Do bacteria have bacteria? Yes.

We know that bacteria range in size from 0.2 micrometers to nearly one millimeter. That’s more than a thousand-fold difference, easily enough to accommodate a small bacterium inside a larger one.

Nothing forbids bacteria from invading other bacteria, and in biology, that which is not forbidden is inevitable.

We have at least one example: Like many mealybugs, Planococcus citri has a bacterial endosymbiont, in this case the β-proteobacterium Tremblaya princeps. And this endosymbiont in turn has the γ-proteobacterium Moranella endobia living inside it. See for yourself:

Fluorescent In-Situ Hybridization confirming that intrabacterial symbionts reside inside Tremblaya cells in (A) M. hirsutus and (B) P. marginatus mealybugs. Tremblaya cells are in green, and γ-proteobacterial symbionts are in red. (Scale bar: 10 μm.)
Fluorescent In-Situ Hybridization confirming that intrabacterial symbionts reside inside Tremblaya cells in (A) M. hirsutus and (B) P. marginatus mealybugs. Tremblaya cells are in green, and γ-proteobacterial symbionts are in red. (Scale bar: 10 μm.)

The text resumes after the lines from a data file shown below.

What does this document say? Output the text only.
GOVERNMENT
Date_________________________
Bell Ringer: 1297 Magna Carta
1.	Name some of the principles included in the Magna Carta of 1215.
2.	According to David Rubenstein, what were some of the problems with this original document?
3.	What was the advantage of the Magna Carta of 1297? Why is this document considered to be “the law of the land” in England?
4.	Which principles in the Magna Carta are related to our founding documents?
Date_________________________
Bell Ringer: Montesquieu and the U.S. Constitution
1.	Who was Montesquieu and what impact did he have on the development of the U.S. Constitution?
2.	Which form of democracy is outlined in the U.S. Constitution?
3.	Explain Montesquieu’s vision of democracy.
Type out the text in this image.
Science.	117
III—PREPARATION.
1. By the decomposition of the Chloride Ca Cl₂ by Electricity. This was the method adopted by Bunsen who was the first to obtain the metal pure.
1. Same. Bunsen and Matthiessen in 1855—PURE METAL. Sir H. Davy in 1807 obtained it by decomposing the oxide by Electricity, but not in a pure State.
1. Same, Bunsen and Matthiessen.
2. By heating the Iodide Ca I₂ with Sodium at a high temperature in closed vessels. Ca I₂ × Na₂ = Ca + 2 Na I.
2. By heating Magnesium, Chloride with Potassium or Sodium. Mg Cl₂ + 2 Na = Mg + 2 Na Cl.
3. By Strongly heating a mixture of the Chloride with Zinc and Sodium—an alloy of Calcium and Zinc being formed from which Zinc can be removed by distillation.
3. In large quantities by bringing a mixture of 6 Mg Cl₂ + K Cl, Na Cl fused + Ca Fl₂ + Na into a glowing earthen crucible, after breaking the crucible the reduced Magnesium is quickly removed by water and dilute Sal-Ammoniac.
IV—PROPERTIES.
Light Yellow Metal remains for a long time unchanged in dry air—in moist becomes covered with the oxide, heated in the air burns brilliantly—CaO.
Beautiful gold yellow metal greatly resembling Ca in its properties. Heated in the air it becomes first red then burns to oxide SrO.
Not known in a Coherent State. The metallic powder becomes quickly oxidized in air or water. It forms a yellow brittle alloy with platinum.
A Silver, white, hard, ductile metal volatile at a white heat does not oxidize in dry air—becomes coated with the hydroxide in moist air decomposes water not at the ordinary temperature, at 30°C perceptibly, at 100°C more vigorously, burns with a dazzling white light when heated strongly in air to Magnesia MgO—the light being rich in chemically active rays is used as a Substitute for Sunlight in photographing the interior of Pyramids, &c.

I don’t know of examples of free-living bacteria hosting other bacteria within them, but that reflects either my ignorance or the likelihood that we haven’t looked hard enough for them. I’m sure they are out there.

Most (not all) scientists studying the origin of eukaryotic cells believe that they are descended from Archaea.

All scientists accept that the mitochondria which live inside eukaryotic cells are descendants of invasive alpha-proteobacteria. What’s not clear is whether archeal cells became eukaryotic in nature—that is, acquired internal membranes and transport systems—before or after acquiring mitochondria. The two scenarios can be sketched out like this:


The two hypotheses on the origin of eukaryotes:

(A) Archaezoan hypothesis.

(B) Symbiotic hypothesis.

The shapes within the eukaryotic cell denote the nucleus, the endomembrane system, and the cytoskeleton. The irregular gray shape denotes a putative wall-less archaeon that could have been the host of the alpha-proteobacterial endosymbiont, whereas the oblong red shape denotes a typical archaeon with a cell wall. A: archaea; B: bacteria; E: eukaryote; LUCA: last universal common ancestor of cellular life forms; LECA: last eukaryotic common ancestor; E-arch: putative archaezoan (primitive amitochondrial eukaryote); E-mit: primitive mitochondrial eukaryote; alpha:alpha-proteobacterium, ancestor of the mitochondrion.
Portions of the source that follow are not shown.